Alex lifted a shoulder. “When I hear her coming, I’ll throw the cat at her. If that doesn’t work, look for a warty frog hopping on the keyboards when you get back. Find me a princess to kiss me. I want tongue.”

“Gross,” I said.

“Fried frog legs,” Eli said with a slight twitch of his lips.

Alex flipped his brother off and we left the house on that loving family moment.

CHAPTER 18

The Stench of Barbecued Vamp

Eli’s SUV had been released by the police to Leo, and a lower-level blood-servant picked us up out front and drove us to vamp HQ. Eli and I dropped the driver off around the block from the Council Chambers when he said he could get back through the mob safely, and I figured he knew about the secret entrance in the outer wall. We headed into the night, following up on police reports, answering calls from Jodi, and talking to the vamp who had interrogated Juwan—meaning drinking from him until he was blood-drunk, making him take a sip or two of vamp blood, and then reading his mind, which essentially made Juwan a plaything. It was the way vamps fed, and when it was with the human’s agreement, it was legal, if morally questionable. When the human was not in agreement, it was . . . despicable. Making me despicable for ordering it. But if it helped me stop the Son of Darkness, I could live with despicable. The conversation was pithy and not very informative.

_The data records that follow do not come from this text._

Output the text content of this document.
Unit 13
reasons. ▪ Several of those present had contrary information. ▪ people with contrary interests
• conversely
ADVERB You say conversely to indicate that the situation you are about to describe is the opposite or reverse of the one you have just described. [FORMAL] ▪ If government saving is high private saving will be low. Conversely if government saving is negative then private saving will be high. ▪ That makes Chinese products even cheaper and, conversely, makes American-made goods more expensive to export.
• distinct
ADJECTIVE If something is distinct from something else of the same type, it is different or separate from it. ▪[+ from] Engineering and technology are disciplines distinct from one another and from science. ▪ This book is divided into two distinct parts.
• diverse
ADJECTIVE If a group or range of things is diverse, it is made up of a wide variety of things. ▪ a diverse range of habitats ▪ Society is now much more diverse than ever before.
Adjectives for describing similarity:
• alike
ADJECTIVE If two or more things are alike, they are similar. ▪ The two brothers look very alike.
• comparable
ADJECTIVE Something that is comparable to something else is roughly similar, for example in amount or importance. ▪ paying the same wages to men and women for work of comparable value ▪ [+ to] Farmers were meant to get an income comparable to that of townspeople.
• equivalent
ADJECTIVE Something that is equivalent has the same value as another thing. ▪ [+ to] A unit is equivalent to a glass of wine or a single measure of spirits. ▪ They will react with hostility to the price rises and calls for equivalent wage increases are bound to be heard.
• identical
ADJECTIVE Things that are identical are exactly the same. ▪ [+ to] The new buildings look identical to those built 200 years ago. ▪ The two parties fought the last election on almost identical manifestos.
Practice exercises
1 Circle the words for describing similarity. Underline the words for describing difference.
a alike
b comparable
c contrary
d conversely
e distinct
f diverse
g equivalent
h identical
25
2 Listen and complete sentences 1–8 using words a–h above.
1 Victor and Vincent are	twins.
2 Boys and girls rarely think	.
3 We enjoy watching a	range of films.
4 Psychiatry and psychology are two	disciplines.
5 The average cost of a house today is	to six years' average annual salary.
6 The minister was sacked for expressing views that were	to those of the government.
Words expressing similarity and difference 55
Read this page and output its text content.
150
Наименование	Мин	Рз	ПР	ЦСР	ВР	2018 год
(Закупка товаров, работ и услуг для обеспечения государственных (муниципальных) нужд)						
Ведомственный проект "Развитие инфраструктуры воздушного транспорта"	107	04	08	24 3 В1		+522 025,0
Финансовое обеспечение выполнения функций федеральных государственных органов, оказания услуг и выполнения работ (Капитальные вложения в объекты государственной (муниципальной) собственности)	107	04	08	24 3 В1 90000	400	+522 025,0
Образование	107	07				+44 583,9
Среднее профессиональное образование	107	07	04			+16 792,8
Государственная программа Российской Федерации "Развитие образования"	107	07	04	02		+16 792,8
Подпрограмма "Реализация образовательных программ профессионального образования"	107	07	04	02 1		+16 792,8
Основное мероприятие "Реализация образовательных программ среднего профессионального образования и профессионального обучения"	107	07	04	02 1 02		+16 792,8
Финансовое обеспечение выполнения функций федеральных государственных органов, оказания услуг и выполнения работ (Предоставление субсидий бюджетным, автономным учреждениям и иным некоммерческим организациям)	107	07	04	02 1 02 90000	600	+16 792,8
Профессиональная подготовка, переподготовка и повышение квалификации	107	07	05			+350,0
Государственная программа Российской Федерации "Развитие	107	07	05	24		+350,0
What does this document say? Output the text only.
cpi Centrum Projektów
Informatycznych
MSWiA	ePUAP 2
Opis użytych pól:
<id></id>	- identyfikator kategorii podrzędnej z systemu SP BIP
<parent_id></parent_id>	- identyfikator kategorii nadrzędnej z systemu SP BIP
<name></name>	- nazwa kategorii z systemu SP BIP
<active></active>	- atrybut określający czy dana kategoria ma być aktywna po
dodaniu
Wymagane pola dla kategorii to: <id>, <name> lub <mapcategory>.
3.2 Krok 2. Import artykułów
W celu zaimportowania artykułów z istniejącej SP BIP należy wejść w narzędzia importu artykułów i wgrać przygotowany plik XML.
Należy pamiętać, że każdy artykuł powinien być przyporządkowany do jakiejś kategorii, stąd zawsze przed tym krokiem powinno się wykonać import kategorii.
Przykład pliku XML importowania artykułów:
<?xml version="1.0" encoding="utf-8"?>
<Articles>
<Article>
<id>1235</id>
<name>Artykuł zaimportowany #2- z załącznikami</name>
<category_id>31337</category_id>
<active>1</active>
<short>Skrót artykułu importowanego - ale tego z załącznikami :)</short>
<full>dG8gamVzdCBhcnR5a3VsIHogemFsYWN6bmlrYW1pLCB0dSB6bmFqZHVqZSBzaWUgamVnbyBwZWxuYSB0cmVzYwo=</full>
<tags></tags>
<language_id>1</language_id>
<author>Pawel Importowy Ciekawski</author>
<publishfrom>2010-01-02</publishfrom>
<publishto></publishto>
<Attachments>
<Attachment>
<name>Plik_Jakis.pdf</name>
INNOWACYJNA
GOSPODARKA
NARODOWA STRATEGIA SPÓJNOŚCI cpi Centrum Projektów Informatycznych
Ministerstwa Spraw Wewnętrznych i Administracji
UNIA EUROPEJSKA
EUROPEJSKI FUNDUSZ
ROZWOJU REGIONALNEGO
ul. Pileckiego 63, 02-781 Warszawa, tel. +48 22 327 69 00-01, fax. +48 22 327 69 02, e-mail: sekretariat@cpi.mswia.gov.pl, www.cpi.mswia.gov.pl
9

“Yo. Edmund. You’re on speakerphone. You get anything outta Juwan?”

“Jane. Such a pleasure to talk with you. Are you certain I can’t do anything to share that pleasure with you?”

Eli laughed. More a snicker, really. And it was too dark for him to see my scowl. I wanted to swat both of them, but Edmund Hartley was inside vamp HQ and I had a feeling that swatting Eli could get a bigger hit back.

“Eddie. Focus. This is business,” I said.

“Eddie?” Eli said, incredulity lacing the word.

“You wound me, my darling Jane. When my only desire is to ravish you with sensual delights and bring you to intense heights of carnal satisfaction.”

Eli’s eyebrows went up. It was stupid and, with us in the middle of chasing down a murdering vamp on fire, not the right time, but I laughed, which was what Edmund intended. If I could like a vamp, I liked Edmund, and I still wanted to discover his story, but another time, another place. “Yada yada yada,” I said.